- Education: Davidson College, University of Mississippi School of Law
- Occupations: Writer, illustrator, artist
- Writing career
- Genre: Children's picture books
- Website: www.sfhardy.com

= Sarah Frances Hardy =

American artist and author/illustrator (born 1969)

Sarah Frances Hardy (born April 28, 1969) is an American artist and author/illustrator, best known for her picture books. Her first book, Puzzled by Pink, was published by Viking Children's Books/Penguin Putnam in 2012.

== Biography ==

Raised in Jackson, Mississippi, Hardy graduated from Davidson College and majored in fine art. During college, she spent two summers at Parsons School of Design in New York City and Paris. After college, she attended the University of Mississippi School of Law and graduated cum laude.

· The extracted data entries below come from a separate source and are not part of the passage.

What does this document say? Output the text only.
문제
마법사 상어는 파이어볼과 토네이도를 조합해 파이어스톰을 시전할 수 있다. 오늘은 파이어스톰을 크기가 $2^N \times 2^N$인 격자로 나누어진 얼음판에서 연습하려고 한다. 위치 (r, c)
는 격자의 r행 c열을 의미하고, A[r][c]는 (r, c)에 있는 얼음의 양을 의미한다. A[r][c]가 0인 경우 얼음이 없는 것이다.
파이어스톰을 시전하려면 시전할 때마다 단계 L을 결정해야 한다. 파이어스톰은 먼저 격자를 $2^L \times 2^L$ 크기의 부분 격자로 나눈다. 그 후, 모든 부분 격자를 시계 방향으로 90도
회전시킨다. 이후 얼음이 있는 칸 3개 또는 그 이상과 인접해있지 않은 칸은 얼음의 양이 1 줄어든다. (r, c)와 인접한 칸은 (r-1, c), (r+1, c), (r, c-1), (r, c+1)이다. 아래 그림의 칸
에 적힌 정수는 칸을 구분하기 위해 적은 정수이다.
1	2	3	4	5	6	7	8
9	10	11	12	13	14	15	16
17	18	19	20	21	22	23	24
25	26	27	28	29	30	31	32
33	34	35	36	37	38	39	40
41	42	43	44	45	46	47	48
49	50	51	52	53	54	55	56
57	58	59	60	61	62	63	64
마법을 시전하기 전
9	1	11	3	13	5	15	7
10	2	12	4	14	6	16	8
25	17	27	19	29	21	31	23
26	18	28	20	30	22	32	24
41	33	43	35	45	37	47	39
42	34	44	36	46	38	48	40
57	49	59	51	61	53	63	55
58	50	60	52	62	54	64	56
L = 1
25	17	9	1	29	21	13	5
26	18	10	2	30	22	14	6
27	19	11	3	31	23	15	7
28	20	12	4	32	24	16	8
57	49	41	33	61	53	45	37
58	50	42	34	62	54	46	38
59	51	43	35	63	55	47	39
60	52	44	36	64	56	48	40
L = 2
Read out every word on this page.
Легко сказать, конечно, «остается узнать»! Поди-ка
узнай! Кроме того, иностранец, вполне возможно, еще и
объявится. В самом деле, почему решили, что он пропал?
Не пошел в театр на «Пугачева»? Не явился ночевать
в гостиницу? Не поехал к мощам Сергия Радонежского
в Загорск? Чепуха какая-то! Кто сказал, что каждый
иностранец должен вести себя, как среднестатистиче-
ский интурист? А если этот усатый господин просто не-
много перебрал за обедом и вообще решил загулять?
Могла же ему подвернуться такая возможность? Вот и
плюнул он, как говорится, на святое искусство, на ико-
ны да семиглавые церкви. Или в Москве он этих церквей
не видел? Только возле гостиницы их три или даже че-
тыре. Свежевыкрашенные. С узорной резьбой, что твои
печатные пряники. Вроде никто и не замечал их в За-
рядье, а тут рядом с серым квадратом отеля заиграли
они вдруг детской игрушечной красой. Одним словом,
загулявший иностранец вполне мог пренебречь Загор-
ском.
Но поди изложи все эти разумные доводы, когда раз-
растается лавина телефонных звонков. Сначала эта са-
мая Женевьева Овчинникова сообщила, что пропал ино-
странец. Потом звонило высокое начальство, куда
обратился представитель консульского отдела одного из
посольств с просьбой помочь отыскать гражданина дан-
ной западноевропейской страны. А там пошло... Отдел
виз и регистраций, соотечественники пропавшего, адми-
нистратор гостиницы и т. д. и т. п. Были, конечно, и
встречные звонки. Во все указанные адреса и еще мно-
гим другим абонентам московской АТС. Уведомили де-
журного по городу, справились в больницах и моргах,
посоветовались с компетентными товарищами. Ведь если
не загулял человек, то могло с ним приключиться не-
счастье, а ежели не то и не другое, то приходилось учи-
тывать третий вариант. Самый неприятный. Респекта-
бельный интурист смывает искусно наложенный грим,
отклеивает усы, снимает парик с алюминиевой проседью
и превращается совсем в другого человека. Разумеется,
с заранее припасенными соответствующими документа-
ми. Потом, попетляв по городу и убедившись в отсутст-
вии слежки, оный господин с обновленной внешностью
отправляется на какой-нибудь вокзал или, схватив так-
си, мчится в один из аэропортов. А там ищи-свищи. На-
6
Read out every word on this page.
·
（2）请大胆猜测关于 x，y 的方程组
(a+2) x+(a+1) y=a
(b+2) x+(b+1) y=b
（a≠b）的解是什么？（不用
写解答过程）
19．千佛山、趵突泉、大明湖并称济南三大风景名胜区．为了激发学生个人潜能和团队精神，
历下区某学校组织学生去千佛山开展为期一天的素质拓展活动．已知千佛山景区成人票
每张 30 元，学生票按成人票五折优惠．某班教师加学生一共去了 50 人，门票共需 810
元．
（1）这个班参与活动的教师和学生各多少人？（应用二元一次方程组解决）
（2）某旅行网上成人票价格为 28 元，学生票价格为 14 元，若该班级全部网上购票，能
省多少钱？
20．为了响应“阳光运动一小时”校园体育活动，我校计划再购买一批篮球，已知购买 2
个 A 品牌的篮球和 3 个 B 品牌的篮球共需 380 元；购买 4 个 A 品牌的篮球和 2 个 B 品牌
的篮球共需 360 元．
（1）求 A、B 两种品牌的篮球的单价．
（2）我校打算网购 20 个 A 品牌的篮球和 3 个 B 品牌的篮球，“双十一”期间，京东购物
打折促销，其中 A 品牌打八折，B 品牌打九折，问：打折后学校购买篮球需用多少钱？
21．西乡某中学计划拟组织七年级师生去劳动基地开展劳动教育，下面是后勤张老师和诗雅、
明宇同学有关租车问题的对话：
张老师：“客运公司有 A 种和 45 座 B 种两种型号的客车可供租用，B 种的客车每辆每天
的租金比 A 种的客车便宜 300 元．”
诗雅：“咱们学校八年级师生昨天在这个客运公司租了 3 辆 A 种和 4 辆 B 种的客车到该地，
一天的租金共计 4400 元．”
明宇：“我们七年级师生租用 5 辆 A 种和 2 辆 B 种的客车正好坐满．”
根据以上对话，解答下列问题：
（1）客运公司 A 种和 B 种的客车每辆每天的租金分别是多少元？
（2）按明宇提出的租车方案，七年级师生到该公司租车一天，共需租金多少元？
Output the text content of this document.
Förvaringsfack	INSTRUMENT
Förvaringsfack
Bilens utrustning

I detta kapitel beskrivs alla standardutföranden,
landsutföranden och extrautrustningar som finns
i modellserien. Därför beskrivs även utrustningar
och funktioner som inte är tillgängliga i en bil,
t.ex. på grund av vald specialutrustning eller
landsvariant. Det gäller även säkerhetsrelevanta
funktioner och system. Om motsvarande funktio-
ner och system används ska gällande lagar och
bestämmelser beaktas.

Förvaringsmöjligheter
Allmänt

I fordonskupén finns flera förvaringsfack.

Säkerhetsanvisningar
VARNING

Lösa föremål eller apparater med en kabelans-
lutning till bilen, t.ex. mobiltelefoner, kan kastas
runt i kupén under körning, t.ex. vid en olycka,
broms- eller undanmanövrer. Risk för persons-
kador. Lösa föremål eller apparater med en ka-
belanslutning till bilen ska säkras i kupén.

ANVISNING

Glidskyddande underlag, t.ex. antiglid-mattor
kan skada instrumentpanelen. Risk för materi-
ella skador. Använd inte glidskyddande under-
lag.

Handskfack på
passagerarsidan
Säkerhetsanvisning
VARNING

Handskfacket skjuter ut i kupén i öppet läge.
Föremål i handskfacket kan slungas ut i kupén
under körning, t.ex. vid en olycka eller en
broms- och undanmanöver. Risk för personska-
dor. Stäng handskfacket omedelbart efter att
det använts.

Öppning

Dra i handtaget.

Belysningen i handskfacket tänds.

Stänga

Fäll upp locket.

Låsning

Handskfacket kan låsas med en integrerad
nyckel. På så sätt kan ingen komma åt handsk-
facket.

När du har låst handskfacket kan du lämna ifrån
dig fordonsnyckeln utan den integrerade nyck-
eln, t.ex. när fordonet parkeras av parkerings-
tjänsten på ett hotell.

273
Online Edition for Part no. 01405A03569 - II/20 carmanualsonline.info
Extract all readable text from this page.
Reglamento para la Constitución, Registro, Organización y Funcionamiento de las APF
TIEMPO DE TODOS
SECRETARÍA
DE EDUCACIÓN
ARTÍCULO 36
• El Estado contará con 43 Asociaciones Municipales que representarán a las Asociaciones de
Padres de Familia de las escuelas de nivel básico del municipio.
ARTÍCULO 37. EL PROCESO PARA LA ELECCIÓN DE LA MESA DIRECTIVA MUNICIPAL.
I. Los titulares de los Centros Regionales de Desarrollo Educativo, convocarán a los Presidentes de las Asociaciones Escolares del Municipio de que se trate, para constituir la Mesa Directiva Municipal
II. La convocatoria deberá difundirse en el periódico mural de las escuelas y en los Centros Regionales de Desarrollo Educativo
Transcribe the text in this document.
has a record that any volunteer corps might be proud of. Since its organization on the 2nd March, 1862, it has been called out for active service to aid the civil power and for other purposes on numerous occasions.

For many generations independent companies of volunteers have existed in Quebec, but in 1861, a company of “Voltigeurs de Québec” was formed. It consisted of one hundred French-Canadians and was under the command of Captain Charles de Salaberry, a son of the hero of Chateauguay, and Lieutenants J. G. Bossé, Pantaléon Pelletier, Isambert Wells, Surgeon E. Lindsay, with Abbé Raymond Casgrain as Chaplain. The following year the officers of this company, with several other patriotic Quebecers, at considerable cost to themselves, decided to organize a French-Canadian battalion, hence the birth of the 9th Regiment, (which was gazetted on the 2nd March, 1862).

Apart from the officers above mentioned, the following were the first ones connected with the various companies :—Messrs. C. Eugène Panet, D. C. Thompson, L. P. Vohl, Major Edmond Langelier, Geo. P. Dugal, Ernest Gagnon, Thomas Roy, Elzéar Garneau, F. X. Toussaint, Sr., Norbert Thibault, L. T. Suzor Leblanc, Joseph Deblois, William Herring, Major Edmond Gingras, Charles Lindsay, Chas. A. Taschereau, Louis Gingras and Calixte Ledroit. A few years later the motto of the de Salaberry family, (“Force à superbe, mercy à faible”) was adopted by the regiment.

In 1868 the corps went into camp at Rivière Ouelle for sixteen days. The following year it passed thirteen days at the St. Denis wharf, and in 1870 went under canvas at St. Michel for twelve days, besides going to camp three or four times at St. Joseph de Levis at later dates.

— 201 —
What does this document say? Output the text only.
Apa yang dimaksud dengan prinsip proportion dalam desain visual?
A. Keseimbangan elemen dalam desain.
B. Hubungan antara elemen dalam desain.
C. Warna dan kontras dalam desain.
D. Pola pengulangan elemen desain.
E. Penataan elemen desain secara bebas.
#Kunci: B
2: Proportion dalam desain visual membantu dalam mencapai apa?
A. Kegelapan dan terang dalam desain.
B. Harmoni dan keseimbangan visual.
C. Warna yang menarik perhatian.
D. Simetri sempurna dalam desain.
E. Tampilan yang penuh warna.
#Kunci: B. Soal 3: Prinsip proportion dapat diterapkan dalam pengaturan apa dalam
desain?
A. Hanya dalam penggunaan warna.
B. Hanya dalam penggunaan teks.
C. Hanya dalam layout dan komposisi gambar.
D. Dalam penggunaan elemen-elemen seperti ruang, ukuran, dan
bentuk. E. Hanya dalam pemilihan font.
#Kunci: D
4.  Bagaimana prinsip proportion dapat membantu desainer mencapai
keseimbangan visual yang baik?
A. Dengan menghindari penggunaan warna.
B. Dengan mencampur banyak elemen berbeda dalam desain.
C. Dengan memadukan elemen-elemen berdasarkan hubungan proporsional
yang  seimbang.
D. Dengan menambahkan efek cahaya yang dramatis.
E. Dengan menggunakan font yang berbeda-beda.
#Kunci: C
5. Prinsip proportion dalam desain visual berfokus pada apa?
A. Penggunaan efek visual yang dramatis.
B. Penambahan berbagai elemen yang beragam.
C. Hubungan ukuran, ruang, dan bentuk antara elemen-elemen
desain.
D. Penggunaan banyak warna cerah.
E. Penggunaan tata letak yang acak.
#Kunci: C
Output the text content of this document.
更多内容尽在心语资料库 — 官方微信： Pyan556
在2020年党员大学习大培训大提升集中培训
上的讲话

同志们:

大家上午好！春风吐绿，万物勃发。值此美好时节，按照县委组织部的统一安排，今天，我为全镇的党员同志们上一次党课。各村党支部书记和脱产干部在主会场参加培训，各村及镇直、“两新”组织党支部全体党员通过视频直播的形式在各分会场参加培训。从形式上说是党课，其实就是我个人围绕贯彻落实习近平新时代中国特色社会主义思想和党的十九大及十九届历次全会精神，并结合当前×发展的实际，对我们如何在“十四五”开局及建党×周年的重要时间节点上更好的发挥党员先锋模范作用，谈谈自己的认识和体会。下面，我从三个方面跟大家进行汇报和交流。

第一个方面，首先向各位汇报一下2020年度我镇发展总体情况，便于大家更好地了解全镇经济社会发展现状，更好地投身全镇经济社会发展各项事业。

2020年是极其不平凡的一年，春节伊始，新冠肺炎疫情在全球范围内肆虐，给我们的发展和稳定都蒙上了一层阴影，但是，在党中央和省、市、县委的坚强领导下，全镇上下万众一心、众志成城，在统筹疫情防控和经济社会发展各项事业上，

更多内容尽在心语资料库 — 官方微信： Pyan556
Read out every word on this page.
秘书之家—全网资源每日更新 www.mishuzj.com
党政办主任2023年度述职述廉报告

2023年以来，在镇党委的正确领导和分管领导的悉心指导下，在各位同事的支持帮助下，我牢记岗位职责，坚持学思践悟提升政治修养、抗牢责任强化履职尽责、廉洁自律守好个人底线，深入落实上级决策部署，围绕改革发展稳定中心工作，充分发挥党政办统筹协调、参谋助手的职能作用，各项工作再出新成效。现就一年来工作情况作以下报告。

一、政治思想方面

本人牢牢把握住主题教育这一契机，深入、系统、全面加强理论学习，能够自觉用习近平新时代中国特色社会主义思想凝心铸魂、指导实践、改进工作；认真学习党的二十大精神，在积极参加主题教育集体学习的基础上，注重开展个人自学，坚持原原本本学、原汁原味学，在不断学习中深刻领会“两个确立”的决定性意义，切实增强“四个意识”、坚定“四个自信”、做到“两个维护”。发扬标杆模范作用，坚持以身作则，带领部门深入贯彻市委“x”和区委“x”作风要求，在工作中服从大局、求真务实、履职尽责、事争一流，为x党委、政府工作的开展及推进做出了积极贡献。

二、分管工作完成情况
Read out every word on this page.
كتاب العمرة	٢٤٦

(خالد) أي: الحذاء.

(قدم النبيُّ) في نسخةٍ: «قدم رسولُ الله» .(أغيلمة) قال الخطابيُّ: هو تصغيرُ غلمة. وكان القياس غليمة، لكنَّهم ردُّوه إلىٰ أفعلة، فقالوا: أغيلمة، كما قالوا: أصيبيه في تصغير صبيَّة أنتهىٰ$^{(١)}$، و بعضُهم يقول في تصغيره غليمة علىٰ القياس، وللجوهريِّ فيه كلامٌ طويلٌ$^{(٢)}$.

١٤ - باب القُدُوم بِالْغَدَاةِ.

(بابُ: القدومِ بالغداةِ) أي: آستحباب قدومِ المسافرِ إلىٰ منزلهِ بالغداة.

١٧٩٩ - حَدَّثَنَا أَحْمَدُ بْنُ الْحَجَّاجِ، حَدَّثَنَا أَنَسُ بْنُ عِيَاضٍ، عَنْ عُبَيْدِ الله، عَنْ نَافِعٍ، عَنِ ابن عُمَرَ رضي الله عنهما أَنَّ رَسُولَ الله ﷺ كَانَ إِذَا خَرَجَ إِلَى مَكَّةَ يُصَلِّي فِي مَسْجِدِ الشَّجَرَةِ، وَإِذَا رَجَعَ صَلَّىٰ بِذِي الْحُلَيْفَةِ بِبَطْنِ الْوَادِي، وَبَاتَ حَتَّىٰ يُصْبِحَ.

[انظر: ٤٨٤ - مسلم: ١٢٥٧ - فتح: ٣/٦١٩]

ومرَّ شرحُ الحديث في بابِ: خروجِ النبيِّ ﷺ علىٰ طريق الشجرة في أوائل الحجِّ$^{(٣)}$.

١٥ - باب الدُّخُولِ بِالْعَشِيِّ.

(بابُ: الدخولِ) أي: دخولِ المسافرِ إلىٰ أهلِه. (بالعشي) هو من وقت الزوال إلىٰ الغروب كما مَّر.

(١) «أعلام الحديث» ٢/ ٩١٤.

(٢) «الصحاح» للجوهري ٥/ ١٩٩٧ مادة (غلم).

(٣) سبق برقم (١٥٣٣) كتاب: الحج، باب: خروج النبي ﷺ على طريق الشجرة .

Following law school, she worked as a fine artist exhibiting her works in solo and group exhibitions throughout the Southeast and in New York. She switched gears to writing and illustrating children's books to fulfill a lifelong dream of being a published children's author. She currently resides in Oxford, Mississippi.

== Works ==

===Books===
Puzzled by Pink (2012) Viking Children's Books

Paint Me! (2014) Sky Pony Press

Dress Me! (2015) Sky Pony Press

===Paintings===
Vivid colors are the hallmarks of Sarah Frances's paintings. Her paintings have been exhibited in numerous galleries throughout the Southeast, including an exhibition at a gallery in Soho. Her work attracts numerous big name buyers. Among her biggest admirers is Steve Wynn, who bought many of Frances's paintings for his resort in Biloxi, Mississippi.